American Heart Month
Since heart disease is the leading cause of death in Americans, it stands to reason that we should celebrate American Heart Month, a time that is devoted to heart health around the country. The month of February is devoted to heart health around the country, with doctors, community health services and private citizens doing their best to get the word out about how to better take care of our hearts and ourselves.
With almost a million people being stricken with heart attacks, disease or death every year, it’s about time that the public in general was educated about various heart conditions that can severely inhibit quality of life or cause tragic, and sometimes unnecessary death. Every heart-health subject from high cholesterol to coronary heart disease is talked about, written about or heard about during American Heart Month every year. Knowing something about your heart, how it works, how it reacts to particular conditions and how to prevent some heart diseases and conditions is the main thrust of educational topics offered during American Heart Month. Sponsored by major health organizations like the American Heart Association and the Center for Disease Control, American Heart Month certainly helps get the point across to millions of Americans through a variety of venues.

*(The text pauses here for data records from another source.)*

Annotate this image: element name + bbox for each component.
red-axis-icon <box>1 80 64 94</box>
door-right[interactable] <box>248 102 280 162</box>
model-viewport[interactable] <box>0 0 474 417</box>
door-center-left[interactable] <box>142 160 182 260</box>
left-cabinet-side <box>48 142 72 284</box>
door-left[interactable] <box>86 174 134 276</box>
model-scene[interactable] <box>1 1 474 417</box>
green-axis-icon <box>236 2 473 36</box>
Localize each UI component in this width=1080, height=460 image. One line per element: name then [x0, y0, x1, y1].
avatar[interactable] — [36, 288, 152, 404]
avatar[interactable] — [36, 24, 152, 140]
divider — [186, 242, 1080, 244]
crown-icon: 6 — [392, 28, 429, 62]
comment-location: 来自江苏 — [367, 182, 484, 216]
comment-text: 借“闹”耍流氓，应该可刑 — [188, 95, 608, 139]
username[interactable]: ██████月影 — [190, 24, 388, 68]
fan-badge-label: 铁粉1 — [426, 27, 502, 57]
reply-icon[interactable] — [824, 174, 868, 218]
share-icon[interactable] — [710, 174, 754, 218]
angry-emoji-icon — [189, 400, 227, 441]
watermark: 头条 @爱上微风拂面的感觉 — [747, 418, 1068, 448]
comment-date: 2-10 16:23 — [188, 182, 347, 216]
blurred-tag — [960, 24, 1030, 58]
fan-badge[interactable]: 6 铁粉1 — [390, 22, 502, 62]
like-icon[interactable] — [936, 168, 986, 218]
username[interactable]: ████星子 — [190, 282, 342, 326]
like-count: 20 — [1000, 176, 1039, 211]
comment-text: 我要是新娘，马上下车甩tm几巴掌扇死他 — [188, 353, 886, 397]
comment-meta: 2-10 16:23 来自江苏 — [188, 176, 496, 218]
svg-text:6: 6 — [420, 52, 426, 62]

Every February, the American Heart Association initiates programs and tools that help Americans to determine if they might be at risk for heart trouble, and this year has instituted a National Body Challenge. A national campaign called Go Red For Women has challenged one million women to wear red and take action against their highest rated killer by getting a heart check up. Offered online, this cyber checkup offers an assessment of heart health and your risks of contracting any form of heart disease and how to prevent heart disease.
American Heart Month is a time to educate everyone, young and old, about the importance of taking care of your heart, and schools across the country hold events for heart disease research and Jump for Heart programs throughout the United States. The media is inundated with television commercials and magazine ads proclaiming the importance of heart health in Americans, and shows us ways to ensure healthy hearts. Communities around the country hold special events, seminars and special classes that instruct Americans how to best offset heart disease by explaining good eating habits, the benefits of exercise and staying way from drinking, smoking and drugs to promote healthy hearts.
American Heart Month is an opportunity for all doctors, nurses and health care professionals to inform, teach and otherwise instruct both young and old Americans to take care of their hearts. It is understood that by taking steps on their own to insure healthy hearts, Americans can save millions of dollars spent every year on medications, doctors, surgeries and hospital stays. Taking control of heart health can ease the financial burden felt by government programs as well as private pocketbooks. American Heart Month encourages people to get heart screening and tests done that will help prevent mild conditions such as high cholesterol from becoming more serious conditions like coronary heart disease, and often offer testing at reduced prices or even for free at community health locations around the country.
Americans have the power to learn, to promote heart research and to prevent many medical conditions through information and action. Both heart attack survivors and those who have helped to save them celebrate American Heart Month every February. Your heart beats an entire lifetime, and it’s up to each individual to recognize that fact. American Heart Month reminds us that hearts aren’t invincible, and it’s up to us to take care of each and every one of them.